The FDA announced on January 15, 2009 that it is paving the way for genetically engineered (GE) animals to enter the food supply and without labeling.
Foods derived from GE crops, especially corn, soybeans and canola, have been in U.S. markets for a decade. By inserting segments of another species’ DNA into the genetic material, desired traits, like herbicide tolerance, can be produced immediately. The traditional method of selective breeding takes several generations.
GE food backers expect this technology to produce such wonders as fast-growing salmon and pigs with milder manure.
Many countries require labeling of GE foods, including the European Union, Japan and China. U.S. food makers label their GE products only when destined for overseas markets, despite surveys indicating that Americans support mandated labeling. At issue are possible allergic or toxic effects – GE foods do not undergo safety testing on humans – and contamination of native and organic crop strains.
Ionizing radiation has been allowed for several years on meat, spices, and shellfish to kill off bacteria and parasites and prolong shelf life. Lower level irradiation targeting insects has also been permitted on grains and fresh fruits and vegetables.
Spurred by high-profile outbreaks of illness from E. Coli and Salmonella in leafy greens, the FDA gave the go-ahead in August 2008 to exposing fresh iceberg lettuce and spinach to higher level radiation to reduce bacteria not controllable through washing and also to extend shelf life. The U.S. government, along with dozens of other nations, views irradiation as a safe practice.

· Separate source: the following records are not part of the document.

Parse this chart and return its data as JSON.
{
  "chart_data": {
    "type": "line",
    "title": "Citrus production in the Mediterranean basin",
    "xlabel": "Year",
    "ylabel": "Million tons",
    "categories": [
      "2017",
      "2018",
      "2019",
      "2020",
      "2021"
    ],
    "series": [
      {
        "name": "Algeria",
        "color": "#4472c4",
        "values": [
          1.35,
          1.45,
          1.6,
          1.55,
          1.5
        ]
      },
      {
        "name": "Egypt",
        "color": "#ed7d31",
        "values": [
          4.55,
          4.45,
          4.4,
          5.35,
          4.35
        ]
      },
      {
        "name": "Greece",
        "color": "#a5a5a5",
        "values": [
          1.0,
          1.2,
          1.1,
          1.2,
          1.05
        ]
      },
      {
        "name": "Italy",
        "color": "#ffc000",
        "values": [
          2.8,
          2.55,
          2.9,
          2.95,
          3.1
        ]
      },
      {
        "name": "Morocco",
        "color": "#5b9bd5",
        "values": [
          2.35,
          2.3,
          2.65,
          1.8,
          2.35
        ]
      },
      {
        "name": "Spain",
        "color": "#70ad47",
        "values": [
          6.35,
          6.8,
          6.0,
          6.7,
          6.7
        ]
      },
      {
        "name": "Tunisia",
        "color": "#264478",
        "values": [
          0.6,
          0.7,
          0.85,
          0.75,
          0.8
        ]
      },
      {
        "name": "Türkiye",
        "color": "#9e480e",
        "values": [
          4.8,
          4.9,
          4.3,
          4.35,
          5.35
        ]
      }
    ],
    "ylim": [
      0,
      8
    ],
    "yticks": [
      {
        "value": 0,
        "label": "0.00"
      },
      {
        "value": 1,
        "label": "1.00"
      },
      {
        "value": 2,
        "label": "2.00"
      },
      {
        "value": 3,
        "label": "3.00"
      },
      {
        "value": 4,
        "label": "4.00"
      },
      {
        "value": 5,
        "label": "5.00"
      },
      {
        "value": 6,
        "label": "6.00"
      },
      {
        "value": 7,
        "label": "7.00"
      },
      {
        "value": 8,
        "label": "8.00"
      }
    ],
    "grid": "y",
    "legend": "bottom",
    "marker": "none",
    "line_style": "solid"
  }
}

Labeling is required on whole, unprocessed, irradiated foods. However, processed foods with irradiated constituents are exempted under the logic that consumers already understand such foods have undergone processing.
One objection to irradiation is concern that reducing spoilage-producing microorganisms could allow competing pathogens to grow on food before spoilage becomes evident by ‘the smell test.’ For example, botulism-causing bacteria are resistant to irradiation. That irradiation can adulterate foods, either by reducing vitamin levels or by creating toxic compounds like benzene or formaldehyde, is also a subject of debate, as is the risk to workers of handling the radioactive materials sometimes involved.

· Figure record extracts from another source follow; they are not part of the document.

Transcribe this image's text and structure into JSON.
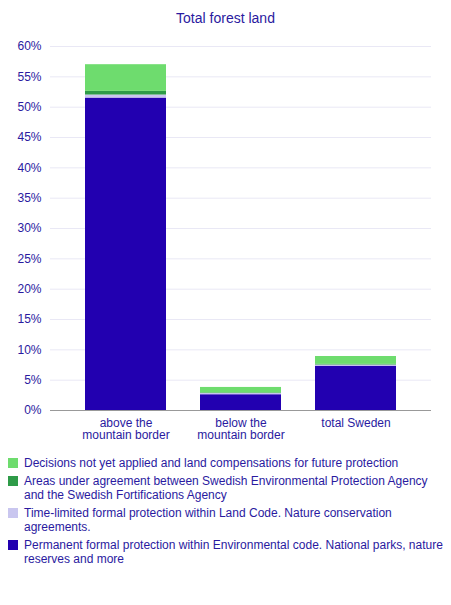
{
  "chart_data": {
    "type": "bar",
    "title": "Total forest land",
    "categories": [
      "above the mountain border",
      "below the mountain border",
      "total Sweden"
    ],
    "series": [
      {
        "name": "Permanent formal protection within Environmental code. National parks, nature reserves and more",
        "color": "#2200b0",
        "values": [
          51.5,
          2.6,
          7.3
        ]
      },
      {
        "name": "Time-limited formal protection within Land Code. Nature conservation agreements.",
        "color": "#c9c6ef",
        "values": [
          0.5,
          0.2,
          0.2
        ]
      },
      {
        "name": "Areas under agreement between Swedish Environmental Protection Agency and the Swedish Fortifications Agency",
        "color": "#2e9b48",
        "values": [
          0.6,
          0.1,
          0.1
        ]
      },
      {
        "name": "Decisions not yet applied and land compensations for future protection",
        "color": "#6edc6e",
        "values": [
          4.4,
          0.9,
          1.3
        ]
      }
    ],
    "ylim": [
      0,
      60
    ],
    "yticks": [
      {
        "value": 0,
        "label": "0%"
      },
      {
        "value": 5,
        "label": "5%"
      },
      {
        "value": 10,
        "label": "10%"
      },
      {
        "value": 15,
        "label": "15%"
      },
      {
        "value": 20,
        "label": "20%"
      },
      {
        "value": 25,
        "label": "25%"
      },
      {
        "value": 30,
        "label": "30%"
      },
      {
        "value": 35,
        "label": "35%"
      },
      {
        "value": 40,
        "label": "40%"
      },
      {
        "value": 45,
        "label": "45%"
      },
      {
        "value": 50,
        "label": "50%"
      },
      {
        "value": 55,
        "label": "55%"
      },
      {
        "value": 60,
        "label": "60%"
      }
    ],
    "grid": true,
    "stacked": true,
    "legend": "bottom"
  }
}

In lieu of irradiation, Food & Water Watch advocates focusing on sanitation problems stemming from industrial farming methods that lead to food contamination in the first place.
Country of Origin
Effective March 16, 2009, mandatory “country of origin” labels went into effect, impacting meats and poultry (except turkey), seafood, fresh and frozen fruits and vegetables, ginseng, peanuts and certain nuts.
Exemptions applying to a wide range of products, including multiple ingredient and processed foods, represent sizeable loopholes. For example, mixed nuts, mixed-greens bagged salad, and fruit yogurt need not comply.

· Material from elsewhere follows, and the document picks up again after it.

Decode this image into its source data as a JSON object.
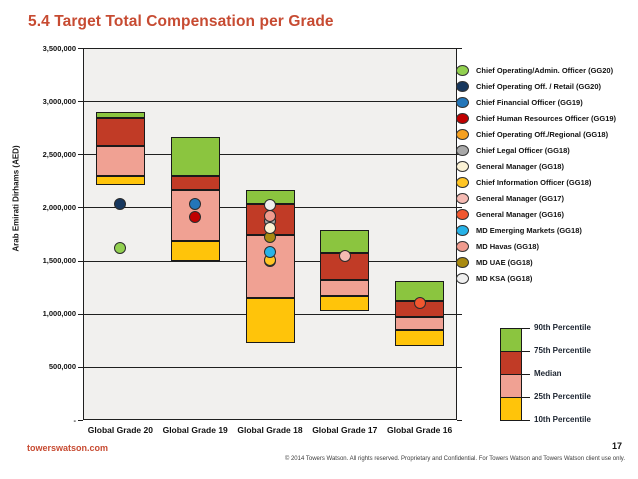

Proponents of more complete country of origin labeling argue that, without such information, consumers interested in purchasing home-grown products, whether to support U.S. farmers or to minimize the miles their food travels, are at a loss.
Shopping is, in the ideal, informed choice that degrades into illusion when relevant information is withheld. Controversies that swirl around modern food production practices make the identification of the foods involved all the more central to both preserving real choice and resolving those controversies.
Absent informative labels that disclose in full the history of food products, industry and government collude to rob the public of choice and leave them shopping in the dark. The obvious elephant in the room is the fear that an informed public would opt for foods closest to how Mother Nature originally intended.